— Гм! — ответствовал степенный Кристофер тоном, который показался мне несколько взволнованным и смущенным, — с тех пор как мы расстались, ты, видимо, развил в себе склонность к юмору. Полагаю, что остроты твои раскаляются на искрометном пламени Горация и Аристофана!

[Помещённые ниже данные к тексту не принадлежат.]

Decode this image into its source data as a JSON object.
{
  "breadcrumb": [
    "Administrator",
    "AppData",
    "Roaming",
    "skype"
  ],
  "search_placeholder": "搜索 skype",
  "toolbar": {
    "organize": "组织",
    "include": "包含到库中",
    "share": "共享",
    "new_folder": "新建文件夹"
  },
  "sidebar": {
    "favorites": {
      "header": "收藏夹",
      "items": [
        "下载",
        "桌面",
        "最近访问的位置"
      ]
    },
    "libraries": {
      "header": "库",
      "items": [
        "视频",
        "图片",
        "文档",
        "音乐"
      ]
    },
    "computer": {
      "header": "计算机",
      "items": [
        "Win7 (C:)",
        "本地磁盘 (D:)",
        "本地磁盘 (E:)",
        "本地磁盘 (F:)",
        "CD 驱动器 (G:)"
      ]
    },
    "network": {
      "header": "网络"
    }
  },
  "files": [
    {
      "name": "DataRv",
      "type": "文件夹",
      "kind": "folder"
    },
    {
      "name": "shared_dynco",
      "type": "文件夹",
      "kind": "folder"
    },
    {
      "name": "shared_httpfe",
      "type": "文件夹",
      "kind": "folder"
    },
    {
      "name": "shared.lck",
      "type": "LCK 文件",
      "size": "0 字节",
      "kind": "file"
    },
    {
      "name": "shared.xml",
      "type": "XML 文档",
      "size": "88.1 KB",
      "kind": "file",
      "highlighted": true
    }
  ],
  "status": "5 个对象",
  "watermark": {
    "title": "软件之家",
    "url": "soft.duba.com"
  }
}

— Нет, — ответил я, — ведь живые люди не дают тем, кого тяжкий жребий заставляет непрерывно общаться с ними, достаточно времени, чтобы изучать памятники, оставленные мертвыми. Но скажи мне по-честному, всерьез, счастлив ли ты, как я того желал бы?
Клаттербак сперва опустил глаза, но через мгновение обернулся к письменному столу, положил одну руку на какую-то рукопись, а другой указал на книги.
— Среди них? — молвил он. — Да как же может быть
иначе?
Я не ответил и протянул руку к рукописи. Он попытался робким движением удержать ее, но я знал, что авторы подобны женщинам, и, применив некоторую силу, что явно не доставило моему другу неудовольствия, завладел рукописью.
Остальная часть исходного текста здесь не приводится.